I would have preferred if this article gave more information with regards to the health of runners and how they should be taking care of themselves. It talks a lot and gives a lot of opinions, but barely any scientific and nutritional information. All the people with eating disorders that tell their story end up becoming healthy eaters – but do they really? Caleb Daniloff mentions them eating burgers and fries, and endorsing the notion that it’s a diet that is completely fine. (Maybe that was the reason for their weight gain in the first place.) I’m not saying that even if you really love fries, indulging in a small serving once in a while is unheard of. I just don’t think such foods should be eaten regularly, because they’re not much of a good fuel for running, or much of a good fuel at all, if we get down to it.
I like the way this article gives advice and stories from accomplished runners to people who look up to them, but I think the direction strays from where it should go. I had really hoped it would be the sort of encouraging, “moral is: eat healthy and don’t be afraid to have a cookie here and then, and DON’T starve yourself!” kind of article, but it kind of left me hanging at the end. I’m not sure if the author intended for the audience to scratch up their own selection of advice from the article, or if there is in fact not supposed to be a moral. With something as severe as eating disorders among heavy athletes, I would expect there to be one.
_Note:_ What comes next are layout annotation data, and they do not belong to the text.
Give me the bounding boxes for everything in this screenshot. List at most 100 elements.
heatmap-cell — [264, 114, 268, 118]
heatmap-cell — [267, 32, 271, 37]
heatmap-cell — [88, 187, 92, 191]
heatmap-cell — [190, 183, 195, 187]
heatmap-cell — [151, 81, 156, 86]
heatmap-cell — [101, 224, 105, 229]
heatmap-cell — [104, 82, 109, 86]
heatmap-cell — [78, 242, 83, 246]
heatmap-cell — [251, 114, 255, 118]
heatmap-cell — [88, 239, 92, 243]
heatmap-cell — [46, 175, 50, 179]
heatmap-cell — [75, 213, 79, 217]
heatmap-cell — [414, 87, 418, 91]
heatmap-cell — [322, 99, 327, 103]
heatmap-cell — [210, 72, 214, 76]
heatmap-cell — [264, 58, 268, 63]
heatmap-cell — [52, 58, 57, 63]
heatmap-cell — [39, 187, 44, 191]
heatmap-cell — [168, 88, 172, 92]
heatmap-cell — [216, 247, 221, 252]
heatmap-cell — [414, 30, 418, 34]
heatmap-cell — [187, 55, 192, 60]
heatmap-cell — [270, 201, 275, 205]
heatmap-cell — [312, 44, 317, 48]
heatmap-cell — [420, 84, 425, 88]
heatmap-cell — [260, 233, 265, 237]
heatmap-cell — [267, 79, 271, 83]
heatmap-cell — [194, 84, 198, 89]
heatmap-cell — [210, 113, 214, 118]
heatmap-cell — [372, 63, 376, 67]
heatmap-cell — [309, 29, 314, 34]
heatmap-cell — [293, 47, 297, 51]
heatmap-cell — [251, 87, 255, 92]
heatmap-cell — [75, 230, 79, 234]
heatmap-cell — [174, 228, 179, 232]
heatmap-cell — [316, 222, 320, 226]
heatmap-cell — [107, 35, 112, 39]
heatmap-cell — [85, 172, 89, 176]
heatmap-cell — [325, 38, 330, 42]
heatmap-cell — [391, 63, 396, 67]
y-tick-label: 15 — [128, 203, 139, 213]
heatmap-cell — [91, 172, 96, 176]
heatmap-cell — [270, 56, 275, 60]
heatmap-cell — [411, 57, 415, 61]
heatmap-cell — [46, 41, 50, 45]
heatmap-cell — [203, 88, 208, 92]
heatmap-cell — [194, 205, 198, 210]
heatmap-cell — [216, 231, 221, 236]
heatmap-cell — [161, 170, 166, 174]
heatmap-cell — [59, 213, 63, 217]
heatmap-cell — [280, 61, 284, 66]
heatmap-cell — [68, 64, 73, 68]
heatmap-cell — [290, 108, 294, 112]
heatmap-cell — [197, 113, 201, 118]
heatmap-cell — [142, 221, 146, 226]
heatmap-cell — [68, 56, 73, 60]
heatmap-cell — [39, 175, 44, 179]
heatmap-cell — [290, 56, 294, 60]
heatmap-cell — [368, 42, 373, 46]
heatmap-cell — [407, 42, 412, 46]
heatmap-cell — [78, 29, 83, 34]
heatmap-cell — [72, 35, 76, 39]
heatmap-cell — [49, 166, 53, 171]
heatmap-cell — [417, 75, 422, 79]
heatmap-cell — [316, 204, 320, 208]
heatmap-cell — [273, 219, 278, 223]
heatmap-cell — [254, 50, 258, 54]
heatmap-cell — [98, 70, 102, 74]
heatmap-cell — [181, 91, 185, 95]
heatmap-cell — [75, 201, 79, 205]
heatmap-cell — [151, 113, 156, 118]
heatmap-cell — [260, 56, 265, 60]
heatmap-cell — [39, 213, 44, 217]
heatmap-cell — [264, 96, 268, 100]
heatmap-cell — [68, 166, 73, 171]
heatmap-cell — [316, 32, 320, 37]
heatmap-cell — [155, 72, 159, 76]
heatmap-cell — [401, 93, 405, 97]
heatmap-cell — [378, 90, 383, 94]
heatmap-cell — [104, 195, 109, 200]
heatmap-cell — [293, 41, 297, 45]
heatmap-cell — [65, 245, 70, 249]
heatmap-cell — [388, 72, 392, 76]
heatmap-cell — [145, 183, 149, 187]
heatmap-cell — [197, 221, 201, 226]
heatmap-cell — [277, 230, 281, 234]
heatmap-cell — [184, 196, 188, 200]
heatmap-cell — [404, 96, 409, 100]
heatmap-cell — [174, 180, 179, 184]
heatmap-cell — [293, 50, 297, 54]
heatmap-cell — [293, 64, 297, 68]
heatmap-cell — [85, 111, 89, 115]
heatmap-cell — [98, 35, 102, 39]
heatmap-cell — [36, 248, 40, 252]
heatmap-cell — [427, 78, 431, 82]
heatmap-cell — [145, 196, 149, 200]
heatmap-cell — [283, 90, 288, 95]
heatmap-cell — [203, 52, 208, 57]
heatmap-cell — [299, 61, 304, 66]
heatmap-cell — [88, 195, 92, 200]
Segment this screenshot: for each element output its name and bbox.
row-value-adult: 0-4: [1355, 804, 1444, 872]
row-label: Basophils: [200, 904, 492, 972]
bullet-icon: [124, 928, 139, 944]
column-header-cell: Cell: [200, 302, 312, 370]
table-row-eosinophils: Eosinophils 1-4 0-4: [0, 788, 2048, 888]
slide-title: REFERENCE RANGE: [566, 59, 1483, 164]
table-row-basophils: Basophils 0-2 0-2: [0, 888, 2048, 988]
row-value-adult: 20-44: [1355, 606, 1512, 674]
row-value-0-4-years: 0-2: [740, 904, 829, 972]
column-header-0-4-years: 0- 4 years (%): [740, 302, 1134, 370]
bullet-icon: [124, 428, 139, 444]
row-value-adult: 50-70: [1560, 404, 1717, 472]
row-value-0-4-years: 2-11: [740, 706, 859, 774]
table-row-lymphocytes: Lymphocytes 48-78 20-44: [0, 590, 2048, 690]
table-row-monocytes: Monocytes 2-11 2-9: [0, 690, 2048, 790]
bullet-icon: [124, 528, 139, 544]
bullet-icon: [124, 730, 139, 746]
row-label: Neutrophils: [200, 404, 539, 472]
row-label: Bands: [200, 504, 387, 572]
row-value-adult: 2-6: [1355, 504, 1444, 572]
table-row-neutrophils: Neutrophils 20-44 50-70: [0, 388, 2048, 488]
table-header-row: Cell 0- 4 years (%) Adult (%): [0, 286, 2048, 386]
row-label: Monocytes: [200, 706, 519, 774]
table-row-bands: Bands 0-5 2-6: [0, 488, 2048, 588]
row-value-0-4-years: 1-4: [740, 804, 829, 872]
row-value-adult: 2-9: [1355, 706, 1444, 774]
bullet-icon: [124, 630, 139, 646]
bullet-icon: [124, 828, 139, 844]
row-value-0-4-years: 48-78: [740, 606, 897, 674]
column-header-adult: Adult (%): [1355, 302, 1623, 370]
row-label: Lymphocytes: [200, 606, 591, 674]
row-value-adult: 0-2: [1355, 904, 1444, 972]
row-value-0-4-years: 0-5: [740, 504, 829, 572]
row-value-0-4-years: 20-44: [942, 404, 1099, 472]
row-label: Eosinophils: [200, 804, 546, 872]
I was also surprised how people who exercise so much can find themselves with considerable extra weight in the first place. If they are running through 600-1000+ calories with each training session and they train several times a week, then they must eat absolute junk to have 20+ extra pounds! There is an easy solution that everyone seems to ignore: the balance. I think there should be a middle ground for these runners, somewhere between their obsession with eating little and super healthy, and their later (or original) “burgers and fries” slack attitude. Runners need good fuel; all of carbohydrates, protein, fat, and fibre, but not in the form of ice cream and cookies for lunch! It is possible to stay in good shape with a well-balanced diet even without running marathons, so I’m sure these runners will be able to accomplish their fitness goals as long as they make smart decisions. I just hope they know what smart decisions are.